Re’ee Hagay’s (24-27) edited volume “critical jewish studies now: the relational politics of memory” soon to be published with springer press (June 2026)
This book is a multidisciplinary discussion of the possibility of Jewish critique, addressing intersections between Jewish Studies and critical paradigms in this moment of crisis. It traces how dominant modes of critique at times reproduce supersessionist and progress-oriented perspectives that foreclose critical possibilities offered by non-linear temporalities and only partially representable pasts. The contributors explore unexpected resonances between Mizrahi critique and Black thought, between the Palestinian and Jewish questions, and between Jewish practice and queer disruptions of traditionalist continuity, among others.
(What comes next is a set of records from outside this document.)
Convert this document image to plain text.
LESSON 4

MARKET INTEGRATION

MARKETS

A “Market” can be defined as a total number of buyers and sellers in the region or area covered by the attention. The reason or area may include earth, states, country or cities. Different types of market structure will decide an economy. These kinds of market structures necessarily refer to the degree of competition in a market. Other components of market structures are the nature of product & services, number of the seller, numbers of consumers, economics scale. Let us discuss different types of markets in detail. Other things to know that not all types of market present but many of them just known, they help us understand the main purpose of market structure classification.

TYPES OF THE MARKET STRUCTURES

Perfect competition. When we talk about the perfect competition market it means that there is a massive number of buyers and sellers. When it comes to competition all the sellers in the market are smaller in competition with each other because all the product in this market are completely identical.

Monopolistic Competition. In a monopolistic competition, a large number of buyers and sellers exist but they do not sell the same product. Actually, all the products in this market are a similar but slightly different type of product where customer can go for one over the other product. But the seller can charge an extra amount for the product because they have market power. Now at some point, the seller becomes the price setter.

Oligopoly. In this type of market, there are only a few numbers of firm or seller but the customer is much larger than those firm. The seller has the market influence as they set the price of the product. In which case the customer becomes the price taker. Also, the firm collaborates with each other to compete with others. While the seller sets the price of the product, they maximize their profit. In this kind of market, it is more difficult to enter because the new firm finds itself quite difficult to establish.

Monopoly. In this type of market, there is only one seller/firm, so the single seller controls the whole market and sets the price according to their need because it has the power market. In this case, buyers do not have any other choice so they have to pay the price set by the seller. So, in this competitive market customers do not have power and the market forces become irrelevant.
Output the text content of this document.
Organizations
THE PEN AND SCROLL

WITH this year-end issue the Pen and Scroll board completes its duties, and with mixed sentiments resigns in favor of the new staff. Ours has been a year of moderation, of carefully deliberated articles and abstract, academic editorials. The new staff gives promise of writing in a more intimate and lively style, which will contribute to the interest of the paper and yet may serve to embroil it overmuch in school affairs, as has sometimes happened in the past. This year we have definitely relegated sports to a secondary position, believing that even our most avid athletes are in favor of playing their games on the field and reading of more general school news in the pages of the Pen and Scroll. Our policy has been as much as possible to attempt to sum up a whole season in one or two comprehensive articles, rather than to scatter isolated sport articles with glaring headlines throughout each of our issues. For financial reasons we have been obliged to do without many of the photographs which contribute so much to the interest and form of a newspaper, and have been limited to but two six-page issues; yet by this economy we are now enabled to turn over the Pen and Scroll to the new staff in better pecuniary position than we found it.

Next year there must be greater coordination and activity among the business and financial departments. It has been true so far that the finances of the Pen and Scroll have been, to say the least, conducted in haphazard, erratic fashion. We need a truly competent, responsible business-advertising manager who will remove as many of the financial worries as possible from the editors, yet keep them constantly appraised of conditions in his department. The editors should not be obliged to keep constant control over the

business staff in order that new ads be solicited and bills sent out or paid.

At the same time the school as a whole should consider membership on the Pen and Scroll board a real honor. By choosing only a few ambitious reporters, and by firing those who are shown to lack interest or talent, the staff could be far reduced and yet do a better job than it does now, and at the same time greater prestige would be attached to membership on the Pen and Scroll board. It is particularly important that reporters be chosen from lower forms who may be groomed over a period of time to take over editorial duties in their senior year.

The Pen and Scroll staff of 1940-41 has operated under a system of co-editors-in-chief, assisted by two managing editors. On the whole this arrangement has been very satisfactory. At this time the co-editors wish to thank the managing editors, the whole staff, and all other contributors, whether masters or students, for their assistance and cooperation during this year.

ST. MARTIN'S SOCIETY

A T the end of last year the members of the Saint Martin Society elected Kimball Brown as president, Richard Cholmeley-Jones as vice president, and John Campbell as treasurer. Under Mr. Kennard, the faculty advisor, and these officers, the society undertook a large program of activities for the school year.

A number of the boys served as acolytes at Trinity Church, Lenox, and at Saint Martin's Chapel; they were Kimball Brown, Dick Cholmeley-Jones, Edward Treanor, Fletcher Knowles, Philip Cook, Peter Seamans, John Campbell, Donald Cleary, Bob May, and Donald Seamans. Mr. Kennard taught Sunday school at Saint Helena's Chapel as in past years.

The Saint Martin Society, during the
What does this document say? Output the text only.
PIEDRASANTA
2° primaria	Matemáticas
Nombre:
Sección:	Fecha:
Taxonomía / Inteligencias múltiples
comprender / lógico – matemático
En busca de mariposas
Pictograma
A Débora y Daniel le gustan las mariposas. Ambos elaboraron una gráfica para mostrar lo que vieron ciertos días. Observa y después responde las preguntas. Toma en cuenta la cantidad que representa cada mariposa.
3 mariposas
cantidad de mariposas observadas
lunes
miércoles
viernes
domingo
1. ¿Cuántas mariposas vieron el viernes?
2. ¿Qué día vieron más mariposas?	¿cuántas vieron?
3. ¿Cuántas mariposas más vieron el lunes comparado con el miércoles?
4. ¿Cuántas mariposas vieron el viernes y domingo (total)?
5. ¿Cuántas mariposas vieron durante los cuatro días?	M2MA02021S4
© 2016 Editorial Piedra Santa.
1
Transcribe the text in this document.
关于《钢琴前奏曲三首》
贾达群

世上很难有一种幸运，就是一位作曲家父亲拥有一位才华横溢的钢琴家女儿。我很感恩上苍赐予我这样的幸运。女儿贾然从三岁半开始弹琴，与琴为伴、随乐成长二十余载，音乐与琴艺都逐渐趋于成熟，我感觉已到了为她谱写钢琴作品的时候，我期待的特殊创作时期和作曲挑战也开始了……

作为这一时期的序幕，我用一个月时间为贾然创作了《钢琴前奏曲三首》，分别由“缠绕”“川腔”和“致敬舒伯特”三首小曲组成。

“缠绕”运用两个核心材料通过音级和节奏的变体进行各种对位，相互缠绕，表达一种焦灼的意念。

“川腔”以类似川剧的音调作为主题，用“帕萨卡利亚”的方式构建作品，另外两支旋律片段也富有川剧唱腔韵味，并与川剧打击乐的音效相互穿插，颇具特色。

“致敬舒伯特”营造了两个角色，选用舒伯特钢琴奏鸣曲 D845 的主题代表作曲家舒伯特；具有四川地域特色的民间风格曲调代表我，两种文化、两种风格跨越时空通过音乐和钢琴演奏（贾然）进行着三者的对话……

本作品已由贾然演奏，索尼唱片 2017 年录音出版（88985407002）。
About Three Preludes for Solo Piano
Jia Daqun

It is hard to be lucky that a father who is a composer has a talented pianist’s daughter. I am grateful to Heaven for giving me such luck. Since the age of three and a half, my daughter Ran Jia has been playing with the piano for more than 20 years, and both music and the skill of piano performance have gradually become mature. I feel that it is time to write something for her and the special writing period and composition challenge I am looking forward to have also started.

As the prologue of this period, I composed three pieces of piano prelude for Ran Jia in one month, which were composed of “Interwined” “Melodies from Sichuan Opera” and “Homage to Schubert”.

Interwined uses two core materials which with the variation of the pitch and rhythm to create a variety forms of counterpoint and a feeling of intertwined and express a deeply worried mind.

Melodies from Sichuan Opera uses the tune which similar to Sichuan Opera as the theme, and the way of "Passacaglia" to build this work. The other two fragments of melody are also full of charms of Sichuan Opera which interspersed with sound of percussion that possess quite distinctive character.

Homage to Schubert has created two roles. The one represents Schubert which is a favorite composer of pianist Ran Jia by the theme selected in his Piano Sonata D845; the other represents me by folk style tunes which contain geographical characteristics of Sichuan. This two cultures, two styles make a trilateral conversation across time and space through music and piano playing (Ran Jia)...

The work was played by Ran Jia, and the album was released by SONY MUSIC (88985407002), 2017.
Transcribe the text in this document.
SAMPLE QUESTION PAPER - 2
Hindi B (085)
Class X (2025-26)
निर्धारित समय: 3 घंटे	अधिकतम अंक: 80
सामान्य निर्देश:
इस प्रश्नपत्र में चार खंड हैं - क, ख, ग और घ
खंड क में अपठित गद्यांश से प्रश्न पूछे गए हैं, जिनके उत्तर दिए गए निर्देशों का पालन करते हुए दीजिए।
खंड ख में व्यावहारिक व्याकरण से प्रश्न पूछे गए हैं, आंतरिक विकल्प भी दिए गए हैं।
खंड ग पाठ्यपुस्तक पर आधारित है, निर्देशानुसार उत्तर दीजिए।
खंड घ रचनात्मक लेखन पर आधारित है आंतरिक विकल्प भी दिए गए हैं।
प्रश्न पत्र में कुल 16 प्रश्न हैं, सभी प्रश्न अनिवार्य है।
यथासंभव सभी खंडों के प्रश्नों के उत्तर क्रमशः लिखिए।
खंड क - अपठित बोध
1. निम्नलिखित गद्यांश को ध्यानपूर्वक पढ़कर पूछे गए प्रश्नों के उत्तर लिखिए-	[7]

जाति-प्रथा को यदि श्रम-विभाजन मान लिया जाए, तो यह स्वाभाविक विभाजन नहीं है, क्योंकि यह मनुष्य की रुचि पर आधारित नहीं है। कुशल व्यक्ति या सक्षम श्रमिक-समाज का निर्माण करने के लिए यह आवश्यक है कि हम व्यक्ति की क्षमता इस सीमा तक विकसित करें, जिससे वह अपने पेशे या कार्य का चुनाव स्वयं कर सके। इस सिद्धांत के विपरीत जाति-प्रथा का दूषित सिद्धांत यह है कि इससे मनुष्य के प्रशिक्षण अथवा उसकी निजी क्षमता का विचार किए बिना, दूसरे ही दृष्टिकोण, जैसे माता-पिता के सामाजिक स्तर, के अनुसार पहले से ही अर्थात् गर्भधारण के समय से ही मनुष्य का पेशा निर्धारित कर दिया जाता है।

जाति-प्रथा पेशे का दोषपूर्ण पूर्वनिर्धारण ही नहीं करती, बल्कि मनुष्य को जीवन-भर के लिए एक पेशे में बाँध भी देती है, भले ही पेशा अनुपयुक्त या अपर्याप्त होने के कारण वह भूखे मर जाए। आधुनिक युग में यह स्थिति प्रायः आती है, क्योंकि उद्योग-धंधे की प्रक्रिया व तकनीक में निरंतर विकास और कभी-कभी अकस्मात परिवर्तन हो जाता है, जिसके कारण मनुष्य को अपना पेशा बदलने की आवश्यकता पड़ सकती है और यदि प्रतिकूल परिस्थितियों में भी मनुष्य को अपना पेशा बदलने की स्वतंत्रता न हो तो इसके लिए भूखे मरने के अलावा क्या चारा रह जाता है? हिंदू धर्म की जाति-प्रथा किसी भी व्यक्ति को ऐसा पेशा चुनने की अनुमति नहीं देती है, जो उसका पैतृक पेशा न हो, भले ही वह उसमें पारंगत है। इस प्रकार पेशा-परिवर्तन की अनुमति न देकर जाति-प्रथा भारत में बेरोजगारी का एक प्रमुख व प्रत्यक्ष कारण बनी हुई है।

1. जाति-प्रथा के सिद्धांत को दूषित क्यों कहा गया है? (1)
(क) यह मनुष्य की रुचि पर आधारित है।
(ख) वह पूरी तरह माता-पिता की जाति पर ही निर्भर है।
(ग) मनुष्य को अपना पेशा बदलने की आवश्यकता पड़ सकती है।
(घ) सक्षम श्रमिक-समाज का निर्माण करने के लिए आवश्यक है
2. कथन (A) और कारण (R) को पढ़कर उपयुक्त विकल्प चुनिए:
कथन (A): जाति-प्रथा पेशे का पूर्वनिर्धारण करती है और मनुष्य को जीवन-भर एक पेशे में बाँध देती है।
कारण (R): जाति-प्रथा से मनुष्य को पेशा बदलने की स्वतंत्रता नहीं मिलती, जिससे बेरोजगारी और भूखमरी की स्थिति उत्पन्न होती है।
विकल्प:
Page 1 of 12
It will be published in the series “Jewish Thought and Philosophy.”
Nat Rivkin’s (25-28) article “”Nevermore a Manly Shape Retaine”: Francis Beaumont’s Salmacis and Hermaphroditus, Fairness, and Trans Femininity c. 1602,” recently published in College Literature: A Journal of Critical Literary Studies 52:4 (Fall 2025)
In this article, Rivkin considers how Francis Beaumont’s Salmacis and Hermaphroditus depicts feminizing transition as itself a function of early modern race-making. Rivkin argues that Beaumont’s epyllion dramatically reshapes those we now call assigned male at birth using the uneven and erotic vocabulary of early modern English racial hierarchies. Salmacis and Hermaphroditus’s portrait of a fair hermaphrodite requires the disavowal of those who are not white and, in the case of Egypt, European. Rivkin maintains that Beaumont’s verse sutures a nymph to a boy only by continually signaling their racial sameness through anaphora and hyper-bole. That the poem so explicitly aligns feminizing transition with whiteness unsettles more recent, colorblind narratives of trans womanhood that can otherwise overlook the effortful makings of race. Beaumont’s blunt expressions of fairness many times over create what we may now recognize as a trans girl, softening a so-called “manly shape.”